The Annoying "/.well-known/appspecific/com.chrome.devtools.json" Request

If you're getting this request in your dev server and you're annoyed by it, here's how to disable it:
- Navigate to
chrome://flags/#devtools-project-settings
- Disable DevTools Project Settings
Restart your browser and you should not see this request again.
What is it ?
So what exactly was Chrome trying to do here ? What is this wellknown/appspecific nonsense ? According to Chromium's Ecosystem Guide:
Background
The Workspace feature allows developers to edit and save files in your project, effectively persisting changes that you make in DevTools (during debugging) to your source files directly. However, as outlined in the documentation this requires quite a bit of manual setup, which is
- not particularly obvious and discoverable, and
- not very ergonomic when working on different projects.
Solution
With M-135 we've added a feature called “Automatic Workspace Folders”, where devservers can inform the developer tools running in the browser about the project folders that they are serving, and DevTools can automatically pick that up and connect to these folders during local debugging, and automatically disconnect these folders when the developer navigates somewhere else.
This information is communicated via a special JSON file that DevTools requests from a well-known location on the devserver, as outlined in the DevTools Project Settings (devtools.json).

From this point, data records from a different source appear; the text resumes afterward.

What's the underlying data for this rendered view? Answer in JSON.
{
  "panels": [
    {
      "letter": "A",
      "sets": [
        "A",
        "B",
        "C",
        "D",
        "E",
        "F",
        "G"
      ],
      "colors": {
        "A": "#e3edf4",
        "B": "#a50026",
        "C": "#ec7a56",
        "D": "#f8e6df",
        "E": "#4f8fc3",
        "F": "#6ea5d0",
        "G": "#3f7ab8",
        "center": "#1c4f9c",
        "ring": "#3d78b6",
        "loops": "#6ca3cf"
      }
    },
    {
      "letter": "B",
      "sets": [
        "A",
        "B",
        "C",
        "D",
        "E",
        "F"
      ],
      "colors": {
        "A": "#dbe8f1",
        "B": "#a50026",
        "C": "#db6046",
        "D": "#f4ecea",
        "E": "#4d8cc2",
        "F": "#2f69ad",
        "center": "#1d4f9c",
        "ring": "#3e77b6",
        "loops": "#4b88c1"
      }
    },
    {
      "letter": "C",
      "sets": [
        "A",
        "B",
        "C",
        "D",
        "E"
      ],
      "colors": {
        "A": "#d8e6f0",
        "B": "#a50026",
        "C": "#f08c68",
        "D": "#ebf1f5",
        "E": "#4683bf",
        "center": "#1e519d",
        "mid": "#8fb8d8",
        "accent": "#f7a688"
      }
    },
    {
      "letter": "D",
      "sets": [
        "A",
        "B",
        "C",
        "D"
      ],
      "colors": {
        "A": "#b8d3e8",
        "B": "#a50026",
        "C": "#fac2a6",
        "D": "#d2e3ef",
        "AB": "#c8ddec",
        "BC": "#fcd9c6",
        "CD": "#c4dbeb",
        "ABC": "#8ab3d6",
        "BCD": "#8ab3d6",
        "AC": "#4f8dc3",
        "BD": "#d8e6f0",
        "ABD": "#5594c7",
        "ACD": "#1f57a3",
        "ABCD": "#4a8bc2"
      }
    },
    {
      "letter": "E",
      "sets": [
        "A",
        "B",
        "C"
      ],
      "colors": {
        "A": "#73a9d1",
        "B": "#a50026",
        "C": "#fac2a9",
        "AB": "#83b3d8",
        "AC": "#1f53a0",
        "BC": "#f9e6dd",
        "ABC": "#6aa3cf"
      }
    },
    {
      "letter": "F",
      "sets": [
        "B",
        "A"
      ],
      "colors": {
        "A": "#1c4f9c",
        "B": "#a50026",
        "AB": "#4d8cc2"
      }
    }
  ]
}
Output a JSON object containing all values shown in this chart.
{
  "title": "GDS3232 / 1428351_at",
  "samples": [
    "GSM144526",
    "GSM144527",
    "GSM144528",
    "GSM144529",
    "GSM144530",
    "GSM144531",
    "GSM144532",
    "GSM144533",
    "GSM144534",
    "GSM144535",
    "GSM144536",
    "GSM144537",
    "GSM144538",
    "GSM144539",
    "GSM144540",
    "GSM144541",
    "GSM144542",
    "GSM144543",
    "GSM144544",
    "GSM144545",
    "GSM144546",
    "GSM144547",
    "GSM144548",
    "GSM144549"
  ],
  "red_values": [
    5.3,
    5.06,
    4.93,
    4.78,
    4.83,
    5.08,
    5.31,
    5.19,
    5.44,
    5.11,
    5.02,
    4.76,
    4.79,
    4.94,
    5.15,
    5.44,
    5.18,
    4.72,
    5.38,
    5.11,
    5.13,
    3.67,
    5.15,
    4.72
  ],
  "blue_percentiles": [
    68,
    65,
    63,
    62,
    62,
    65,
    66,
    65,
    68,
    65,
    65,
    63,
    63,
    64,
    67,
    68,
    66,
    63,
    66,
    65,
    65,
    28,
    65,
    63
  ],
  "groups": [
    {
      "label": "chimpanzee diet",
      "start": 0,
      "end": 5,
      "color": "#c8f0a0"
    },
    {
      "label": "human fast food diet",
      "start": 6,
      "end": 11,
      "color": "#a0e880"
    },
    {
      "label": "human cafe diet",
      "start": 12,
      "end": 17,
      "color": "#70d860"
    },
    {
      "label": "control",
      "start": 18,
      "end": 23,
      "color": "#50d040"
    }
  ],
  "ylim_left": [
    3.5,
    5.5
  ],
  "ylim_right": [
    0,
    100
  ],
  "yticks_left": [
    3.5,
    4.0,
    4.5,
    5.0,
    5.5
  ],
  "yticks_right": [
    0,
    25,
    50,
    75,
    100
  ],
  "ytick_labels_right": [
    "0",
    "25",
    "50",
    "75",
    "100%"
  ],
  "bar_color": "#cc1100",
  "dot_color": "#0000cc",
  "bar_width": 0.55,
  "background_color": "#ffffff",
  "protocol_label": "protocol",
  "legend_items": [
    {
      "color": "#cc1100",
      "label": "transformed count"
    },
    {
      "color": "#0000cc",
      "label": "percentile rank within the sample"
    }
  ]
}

The file is named
com.chrome.devtools.json
(for now) and located in the/.well-known/appspecific/
folder of the inspected page. For the automatic workspace folders, it has to contain a workspace object with two properties:
workspace.root
is the absolute path to the project folder (where the source code is located).workspace.uuid
is a valid UUID, ideally a v4 UUID, generated randomly when setting up the project folder. An examplecom.chrome.devtools.json
would look like this:
{
"workspace": {
"root": "/Users/foobar/Projects/my-awesome-web-project",
"uuid": "53b029bb-c989-4dca-969b-835fecec3717"
}
}
Chromium DevTools will only attempt to load the com.chrome.devtools.json when the origin of the inspected page is localhost.
Actually Useful ?
This chromium feature may be not so annoying after all. Quite useful actually. And if your project utilizes Vite, you can very easily make use of this feature via vite-plugin-devtools-json. It generates the endpoint in the dev server so that you don't have to endure error messages and so that you can make use of this debugging feature in the chromium devtools. Enjoy.